И увидела его. Пиджак.

Темно-серый, почти черный. Тот самый. С его выпускного. Я помню, как одергивала на нем воротник, как он отмахивался: «Мам, ну хватит, я не маленький». А я все равно поправляла.

Я сняла пиджак с вешалки. Он был тяжелее, чем я думала. Плотная, добротная ткань. Я прижалась к нему лицом. Он был холодный. Но я помнила его тепло. Вернувшись, я подошла к кресту. Мое сердце колотилось так сильно, что отдавало в висках. Это был самый важный ритуал. Важнее похорон, важнее поминок.

– Ну вот, сынок. Я пришла. Сейчас мы тебя оденем. А то совсем замерз, поди.

Я начала надевать пиджак на крест. Это было нелегко. Грубые, широкие перекладины не хотели влезать в рукава. Ткань цеплялась за занозы. Я пыхтела, боролась с этим упрямым деревом, и шептала, шептала без умолку.

– Ну давай, мой хороший, ручку сюда… вот так… не капризничай… Потерпи немножко, сейчас все будет…

Наконец, у меня получилось. Пиджак сел на крест. Нелепо. Гротескно. Рукава безвольно повисли по бокам, как будто обнимая пустоту. Но я этого не видела. Я видела другое.

Я видела его.

Он стоял передо мной. В своем пиджаке. Немного смущенный, как всегда.

Я подошла и, как тогда, возле школы, одернула лацканы. Расправила воротник. Смахнула несуществующую пылинку с плеча.

– Вот. Совсем другое дело. Какой же ты у меня красивый. Взрослый. Настоящий мужчина.

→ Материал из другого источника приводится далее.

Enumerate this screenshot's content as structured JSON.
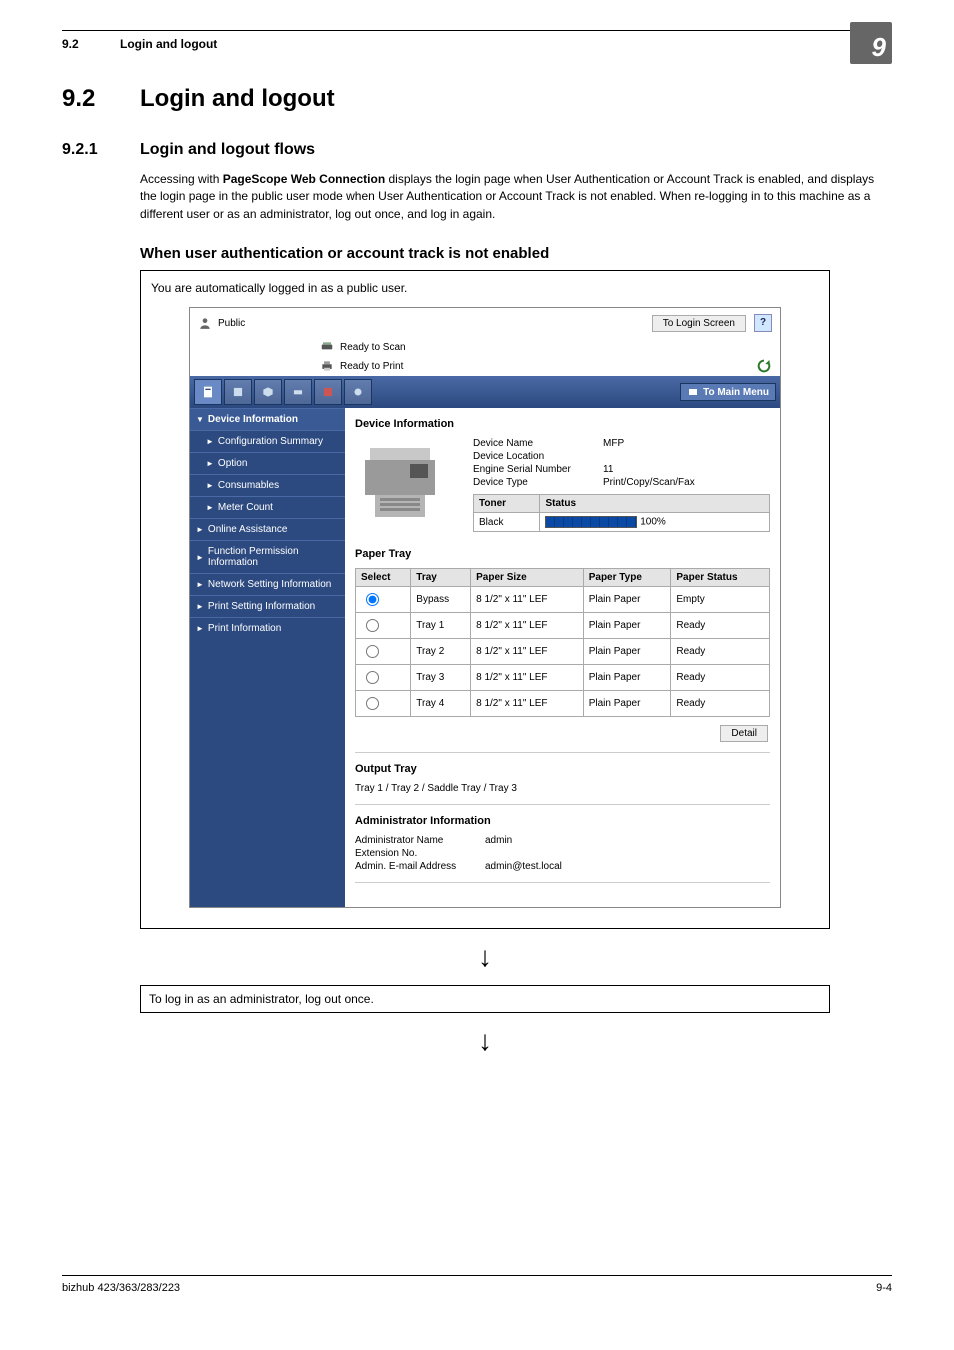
{
  "running": {
    "secnum": "9.2",
    "title": "Login and logout"
  },
  "chapter": "9",
  "h2": {
    "num": "9.2",
    "title": "Login and logout"
  },
  "h3": {
    "num": "9.2.1",
    "title": "Login and logout flows"
  },
  "para": {
    "p1a": "Accessing with ",
    "bold": "PageScope Web Connection",
    "p1b": " displays the login page when User Authentication or Account Track is enabled, and displays the login page in the public user mode when User Authentication or Account Track is not enabled. When re-logging in to this machine as a different user or as an administrator, log out once, and log in again."
  },
  "h4": "When user authentication or account track is not enabled",
  "box_intro": "You are automatically logged in as a public user.",
  "ss": {
    "user_mode": "Public",
    "to_login": "To Login Screen",
    "help": "?",
    "status_scan": "Ready to Scan",
    "status_print": "Ready to Print",
    "to_main": "To Main Menu",
    "sidebar": [
      "Device Information",
      "Configuration Summary",
      "Option",
      "Consumables",
      "Meter Count",
      "Online Assistance",
      "Function Permission Information",
      "Network Setting Information",
      "Print Setting Information",
      "Print Information"
    ],
    "dev_title": "Device Information",
    "kv": {
      "name_k": "Device Name",
      "name_v": "MFP",
      "loc_k": "Device Location",
      "loc_v": "",
      "serial_k": "Engine Serial Number",
      "serial_v": "11",
      "type_k": "Device Type",
      "type_v": "Print/Copy/Scan/Fax"
    },
    "toner": {
      "h1": "Toner",
      "h2": "Status",
      "row_label": "Black",
      "pct": "100%"
    },
    "paper_title": "Paper Tray",
    "paper_headers": [
      "Select",
      "Tray",
      "Paper Size",
      "Paper Type",
      "Paper Status"
    ],
    "paper_rows": [
      {
        "tray": "Bypass",
        "size": "8 1/2\" x 11\" LEF",
        "type": "Plain Paper",
        "status": "Empty",
        "selected": true
      },
      {
        "tray": "Tray 1",
        "size": "8 1/2\" x 11\" LEF",
        "type": "Plain Paper",
        "status": "Ready",
        "selected": false
      },
      {
        "tray": "Tray 2",
        "size": "8 1/2\" x 11\" LEF",
        "type": "Plain Paper",
        "status": "Ready",
        "selected": false
      },
      {
        "tray": "Tray 3",
        "size": "8 1/2\" x 11\" LEF",
        "type": "Plain Paper",
        "status": "Ready",
        "selected": false
      },
      {
        "tray": "Tray 4",
        "size": "8 1/2\" x 11\" LEF",
        "type": "Plain Paper",
        "status": "Ready",
        "selected": false
      }
    ],
    "detail_btn": "Detail",
    "output_title": "Output Tray",
    "output_text": "Tray 1 / Tray 2 / Saddle Tray / Tray 3",
    "admin_title": "Administrator Information",
    "admin": {
      "name_k": "Administrator Name",
      "name_v": "admin",
      "ext_k": "Extension No.",
      "ext_v": "",
      "email_k": "Admin. E-mail Address",
      "email_v": "admin@test.local"
    }
  },
  "note": "To log in as an administrator, log out once.",
  "footer": {
    "left": "bizhub 423/363/283/223",
    "right": "9-4"
  }
}
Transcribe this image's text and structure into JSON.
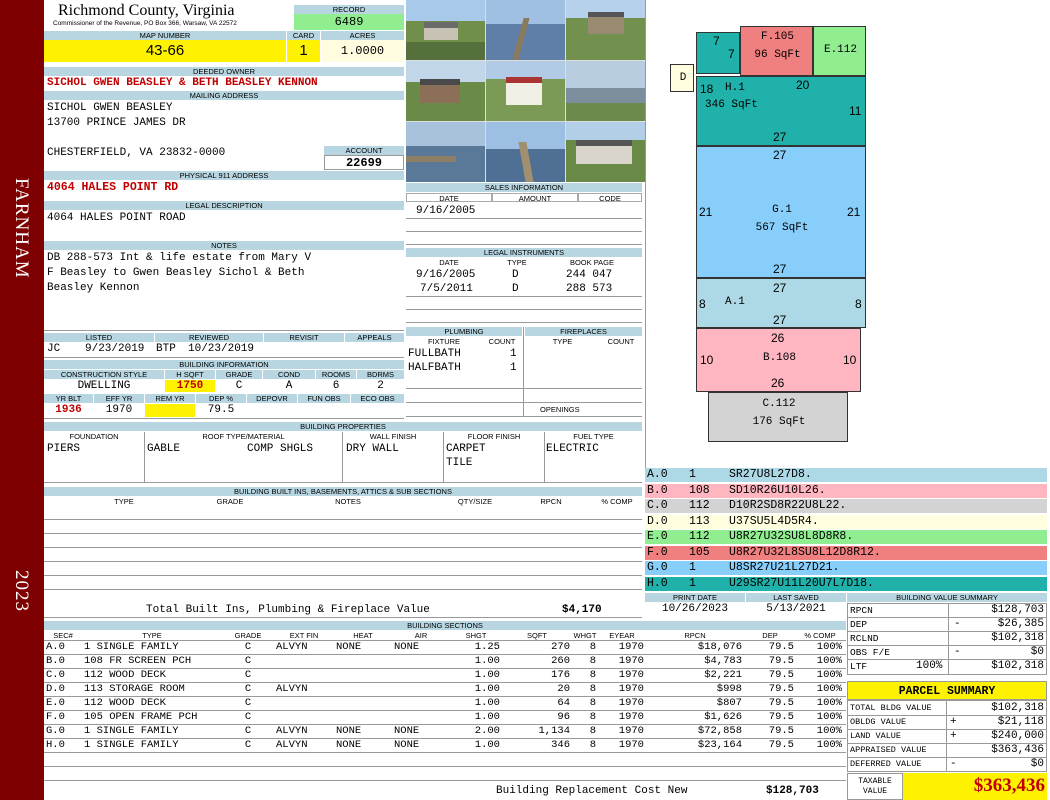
{
  "sidebar": {
    "town": "FARNHAM",
    "year": "2023"
  },
  "header": {
    "county": "Richmond County, Virginia",
    "commissioner": "Commissioner of the Revenue, PO Box 366, Warsaw, VA 22572",
    "record_label": "RECORD",
    "record": "6489",
    "map_label": "MAP NUMBER",
    "map_number": "43-66",
    "card_label": "CARD",
    "card": "1",
    "acres_label": "ACRES",
    "acres": "1.0000"
  },
  "owner": {
    "deeded_label": "DEEDED OWNER",
    "deeded": "SICHOL GWEN BEASLEY & BETH BEASLEY KENNON",
    "mailing_label": "MAILING ADDRESS",
    "mail1": "SICHOL GWEN BEASLEY",
    "mail2": "13700 PRINCE JAMES DR",
    "mail3": "CHESTERFIELD, VA 23832-0000",
    "account_label": "ACCOUNT",
    "account": "22699",
    "physical_label": "PHYSICAL 911 ADDRESS",
    "physical": "4064 HALES POINT RD",
    "legal_label": "LEGAL DESCRIPTION",
    "legal": "4064 HALES POINT ROAD",
    "notes_label": "NOTES",
    "notes1": "DB 288-573 Int & life estate from Mary V",
    "notes2": "F Beasley to Gwen Beasley Sichol & Beth",
    "notes3": "Beasley Kennon"
  },
  "listing": {
    "listed_label": "LISTED",
    "reviewed_label": "REVIEWED",
    "revisit_label": "REVISIT",
    "appeals_label": "APPEALS",
    "listed_by": "JC",
    "listed_date": "9/23/2019",
    "reviewed_by": "BTP",
    "reviewed_date": "10/23/2019"
  },
  "building_info": {
    "title": "BUILDING INFORMATION",
    "h_style": "CONSTRUCTION STYLE",
    "h_sqft": "H SQFT",
    "h_grade": "GRADE",
    "h_cond": "COND",
    "h_rooms": "ROOMS",
    "h_bdrms": "BDRMS",
    "style": "DWELLING",
    "sqft": "1750",
    "grade": "C",
    "cond": "A",
    "rooms": "6",
    "bdrms": "2",
    "h_yrblt": "YR BLT",
    "h_effyr": "EFF YR",
    "h_remyr": "REM YR",
    "h_dep": "DEP %",
    "h_depovr": "DEPOVR",
    "h_funobs": "FUN OBS",
    "h_ecoobs": "ECO OBS",
    "yrblt": "1936",
    "effyr": "1970",
    "dep": "79.5"
  },
  "sales": {
    "title": "SALES INFORMATION",
    "h_date": "DATE",
    "h_amount": "AMOUNT",
    "h_code": "CODE",
    "date1": "9/16/2005"
  },
  "legal_instruments": {
    "title": "LEGAL INSTRUMENTS",
    "h_date": "DATE",
    "h_type": "TYPE",
    "h_book": "BOOK PAGE",
    "rows": [
      {
        "date": "9/16/2005",
        "type": "D",
        "book": "244 047"
      },
      {
        "date": "7/5/2011",
        "type": "D",
        "book": "288 573"
      }
    ]
  },
  "plumbing": {
    "title": "PLUMBING",
    "h_fixture": "FIXTURE",
    "h_count": "COUNT",
    "rows": [
      {
        "fixture": "FULLBATH",
        "count": "1"
      },
      {
        "fixture": "HALFBATH",
        "count": "1"
      }
    ]
  },
  "fireplaces": {
    "title": "FIREPLACES",
    "h_type": "TYPE",
    "h_count": "COUNT",
    "openings": "OPENINGS"
  },
  "properties": {
    "title": "BUILDING PROPERTIES",
    "h_foundation": "FOUNDATION",
    "h_roof": "ROOF TYPE/MATERIAL",
    "h_wall": "WALL FINISH",
    "h_floor": "FLOOR FINISH",
    "h_fuel": "FUEL TYPE",
    "foundation": "PIERS",
    "roof_type": "GABLE",
    "roof_mat": "COMP SHGLS",
    "wall": "DRY WALL",
    "floor1": "CARPET",
    "floor2": "TILE",
    "fuel": "ELECTRIC"
  },
  "built_ins": {
    "title": "BUILDING BUILT INS, BASEMENTS, ATTICS & SUB SECTIONS",
    "h_type": "TYPE",
    "h_grade": "GRADE",
    "h_notes": "NOTES",
    "h_qty": "QTY/SIZE",
    "h_rpcn": "RPCN",
    "h_comp": "% COMP",
    "total_label": "Total Built Ins, Plumbing & Fireplace Value",
    "total": "$4,170"
  },
  "dates": {
    "print_label": "PRINT DATE",
    "saved_label": "LAST SAVED",
    "print": "10/26/2023",
    "saved": "5/13/2021"
  },
  "sections": {
    "title": "BUILDING SECTIONS",
    "headers": [
      "SEC#",
      "TYPE",
      "GRADE",
      "EXT FIN",
      "HEAT",
      "AIR",
      "SHGT",
      "SQFT",
      "WHGT",
      "EYEAR",
      "RPCN",
      "DEP",
      "% COMP"
    ],
    "rows": [
      [
        "A.0",
        "1 SINGLE FAMILY",
        "C",
        "ALVYN",
        "NONE",
        "NONE",
        "1.25",
        "270",
        "8",
        "1970",
        "$18,076",
        "79.5",
        "100%"
      ],
      [
        "B.0",
        "108 FR SCREEN PCH",
        "C",
        "",
        "",
        "",
        "1.00",
        "260",
        "8",
        "1970",
        "$4,783",
        "79.5",
        "100%"
      ],
      [
        "C.0",
        "112 WOOD DECK",
        "C",
        "",
        "",
        "",
        "1.00",
        "176",
        "8",
        "1970",
        "$2,221",
        "79.5",
        "100%"
      ],
      [
        "D.0",
        "113 STORAGE ROOM",
        "C",
        "ALVYN",
        "",
        "",
        "1.00",
        "20",
        "8",
        "1970",
        "$998",
        "79.5",
        "100%"
      ],
      [
        "E.0",
        "112 WOOD DECK",
        "C",
        "",
        "",
        "",
        "1.00",
        "64",
        "8",
        "1970",
        "$807",
        "79.5",
        "100%"
      ],
      [
        "F.0",
        "105 OPEN FRAME PCH",
        "C",
        "",
        "",
        "",
        "1.00",
        "96",
        "8",
        "1970",
        "$1,626",
        "79.5",
        "100%"
      ],
      [
        "G.0",
        "1 SINGLE FAMILY",
        "C",
        "ALVYN",
        "NONE",
        "NONE",
        "2.00",
        "1,134",
        "8",
        "1970",
        "$72,858",
        "79.5",
        "100%"
      ],
      [
        "H.0",
        "1 SINGLE FAMILY",
        "C",
        "ALVYN",
        "NONE",
        "NONE",
        "1.00",
        "346",
        "8",
        "1970",
        "$23,164",
        "79.5",
        "100%"
      ]
    ],
    "replacement_label": "Building Replacement Cost New",
    "replacement": "$128,703"
  },
  "sketch": {
    "shapes": [
      {
        "id": "F",
        "label": "F.105",
        "area": "96 SqFt",
        "color": "#f08080"
      },
      {
        "id": "E",
        "label": "E.112",
        "area": "",
        "color": "#90ee90"
      },
      {
        "id": "D",
        "label": "D",
        "area": "",
        "color": "#ffffe0"
      },
      {
        "id": "H",
        "label": "H.1",
        "area": "346 SqFt",
        "color": "#20b2aa"
      },
      {
        "id": "G",
        "label": "G.1",
        "area": "567 SqFt",
        "color": "#87cefa"
      },
      {
        "id": "A",
        "label": "A.1",
        "area": "",
        "color": "#add8e6"
      },
      {
        "id": "B",
        "label": "B.108",
        "area": "",
        "color": "#ffb6c1"
      },
      {
        "id": "C",
        "label": "C.112",
        "area": "176 SqFt",
        "color": "#d3d3d3"
      }
    ],
    "dims": {
      "h7a": "7",
      "h7b": "7",
      "h18": "18",
      "h20": "20",
      "h11": "11",
      "h27a": "27",
      "g27a": "27",
      "g21a": "21",
      "g21b": "21",
      "g27b": "27",
      "a27a": "27",
      "a8a": "8",
      "a8b": "8",
      "a27b": "27",
      "b26a": "26",
      "b10a": "10",
      "b10b": "10",
      "b26b": "26"
    }
  },
  "legend": [
    {
      "sec": "A.0",
      "code": "1",
      "path": "SR27U8L27D8.",
      "color": "#add8e6"
    },
    {
      "sec": "B.0",
      "code": "108",
      "path": "SD10R26U10L26.",
      "color": "#ffb6c1"
    },
    {
      "sec": "C.0",
      "code": "112",
      "path": "D10R2SD8R22U8L22.",
      "color": "#d3d3d3"
    },
    {
      "sec": "D.0",
      "code": "113",
      "path": "U37SU5L4D5R4.",
      "color": "#ffffe0"
    },
    {
      "sec": "E.0",
      "code": "112",
      "path": "U8R27U32SU8L8D8R8.",
      "color": "#90ee90"
    },
    {
      "sec": "F.0",
      "code": "105",
      "path": "U8R27U32L8SU8L12D8R12.",
      "color": "#f08080"
    },
    {
      "sec": "G.0",
      "code": "1",
      "path": "U8SR27U21L27D21.",
      "color": "#87cefa"
    },
    {
      "sec": "H.0",
      "code": "1",
      "path": "U29SR27U11L20U7L7D18.",
      "color": "#20b2aa"
    }
  ],
  "value_summary": {
    "title": "BUILDING VALUE SUMMARY",
    "rpcn_label": "RPCN",
    "rpcn": "$128,703",
    "dep_label": "DEP",
    "dep_sign": "-",
    "dep": "$26,385",
    "rclnd_label": "RCLND",
    "rclnd": "$102,318",
    "obsfe_label": "OBS F/E",
    "obsfe_sign": "-",
    "obsfe": "$0",
    "ltf_label": "LTF",
    "ltf_pct": "100%",
    "ltf": "$102,318"
  },
  "parcel": {
    "title": "PARCEL SUMMARY",
    "bldg_label": "TOTAL BLDG VALUE",
    "bldg": "$102,318",
    "obldg_label": "OBLDG VALUE",
    "obldg_sign": "+",
    "obldg": "$21,118",
    "land_label": "LAND VALUE",
    "land_sign": "+",
    "land": "$240,000",
    "appraised_label": "APPRAISED VALUE",
    "appraised": "$363,436",
    "deferred_label": "DEFERRED VALUE",
    "deferred_sign": "-",
    "deferred": "$0",
    "taxable_label1": "TAXABLE",
    "taxable_label2": "VALUE",
    "taxable": "$363,436"
  },
  "photos": [
    "house-photo-1",
    "pier-photo",
    "stilt-house-photo",
    "cottage-photo",
    "shed-photo",
    "shoreline-photo",
    "water-dock-photo",
    "long-pier-photo",
    "porch-photo"
  ]
}
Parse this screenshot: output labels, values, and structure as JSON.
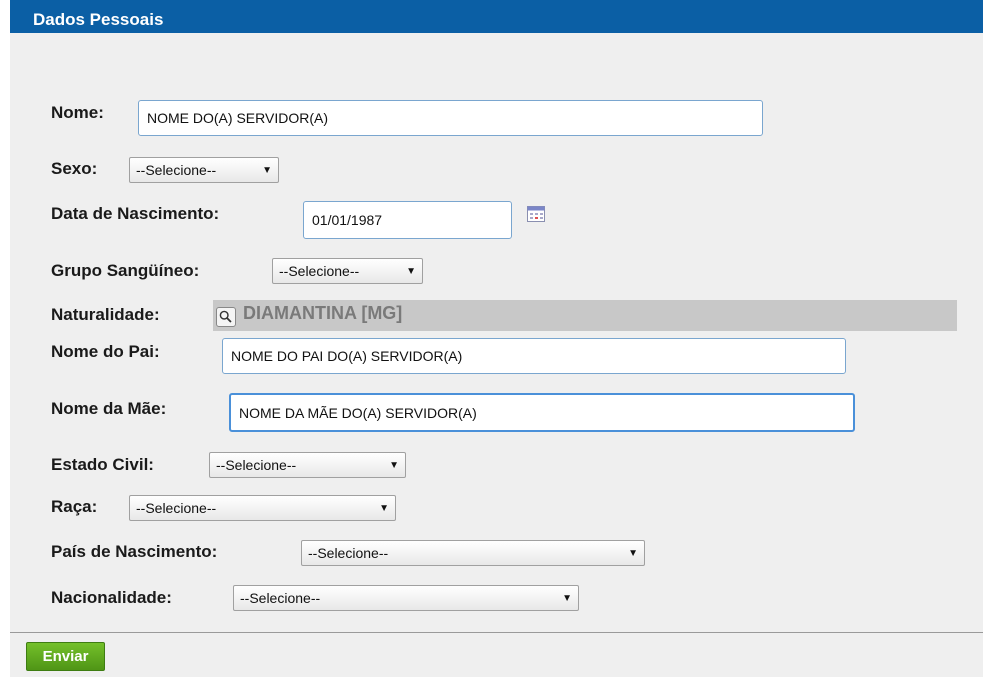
{
  "header": {
    "title": "Dados Pessoais"
  },
  "form": {
    "nome": {
      "label": "Nome:",
      "value": "NOME DO(A) SERVIDOR(A)"
    },
    "sexo": {
      "label": "Sexo:",
      "selected": "--Selecione--"
    },
    "data_nascimento": {
      "label": "Data de Nascimento:",
      "value": "01/01/1987"
    },
    "grupo_sanguineo": {
      "label": "Grupo Sangüíneo:",
      "selected": "--Selecione--"
    },
    "naturalidade": {
      "label": "Naturalidade:",
      "value": "DIAMANTINA [MG]"
    },
    "nome_pai": {
      "label": "Nome do Pai:",
      "value": "NOME DO PAI  DO(A) SERVIDOR(A)"
    },
    "nome_mae": {
      "label": "Nome da Mãe:",
      "value": "NOME DA MÃE DO(A) SERVIDOR(A)"
    },
    "estado_civil": {
      "label": "Estado Civil:",
      "selected": "--Selecione--"
    },
    "raca": {
      "label": "Raça:",
      "selected": "--Selecione--"
    },
    "pais_nascimento": {
      "label": "País de Nascimento:",
      "selected": "--Selecione--"
    },
    "nacionalidade": {
      "label": "Nacionalidade:",
      "selected": "--Selecione--"
    }
  },
  "actions": {
    "submit_label": "Enviar"
  },
  "icons": {
    "calendar": "calendar-icon",
    "search": "magnifier-icon",
    "dropdown": "chevron-down-icon"
  },
  "colors": {
    "header_bg": "#0b5fa5",
    "focus_border": "#4a90d9",
    "submit_bg": "#5ea51e"
  }
}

«Спасибо, мам. Так правда теплее».

Голос прозвучал так ясно, так близко, что я протянула руку, чтобы коснуться его щеки. Пальцы наткнулись на холодное, шершавое дерево. Но я не расстроилась. Это было неважно. Главное – ему было тепло. Я одела своего сына. Я выполнила свой материнский долг. Я села на скамейку, удовлетворенная, и уставилась на него. На крест в пиджаке. На своего мальчика.

Глава 11

Первым свидетелем моего священнодействия стал Михалыч. Он появился на своей тропе, когда уже начало смеркаться. Я видела, как он замер на полпути, как вкопанный. Его рот приоткрылся. Он смотрел на крест в пиджаке, и на его выдубленном лице отражалось суеверное, первобытное недоумение. Он не подошел. Он не сказал ни слова про «порядок». Он медленно, бочком, обошел нас по широкой дуге, словно боясь потревожить. Я видела, как он перекрестился, прежде чем скрыться за деревьями. Он понял. Он больше не был стражем правил. Он стал зрителем.

Вторым свидетелем была Аня.

Она пришла на следующий день. Не одна. С мужем, Колей. Тем самым, что сколотил скамейку. Видимо, одна уже боялась.

Я увидела их издалека. Они шли медленно, нерешительно. Аня что-то говорила Коле, жестикулировала. Он, большой, неуклюжий, только кивал и хмурился.

Они подошли и остановились. Как у края пропасти.

Их глаза были устремлены на пиджак. На то, как он треплется на ветру. В глазах Ани был ужас. Чистый, незамутненный ужас.

– Валя… – прошептала она. Это был даже не вопрос. Это был стон. – Что… что это?

– Это пиджак, – ответила я спокойно. Я была абсолютно умиротворена. Я не видела в своем поступке ничего странного. – Ночью холодно. Ему было холодно.

– Валя, это же… это же крест! – Голос ее сорвался. – Это символ! Нельзя так! Люди увидят… что они подумают?! Это безумие!

– Мне все равно, что подумают люди, – сказала я, глядя ей прямо в глаза. – Людей здесь нет. Здесь только я. И он. И ему теперь тепло.

Коля, ее муж, шагнул вперед.

– Валентина Петровна… Давайте мы это снимем. Нехорошо это. Не по-людски. Не по-божески.

Он протянул свою большую, мозолистую руку к пиджаку.

– Не трогай! – закричала я так пронзительно, что птицы с соседних деревьев сорвались и с карканьем взмыли в небо.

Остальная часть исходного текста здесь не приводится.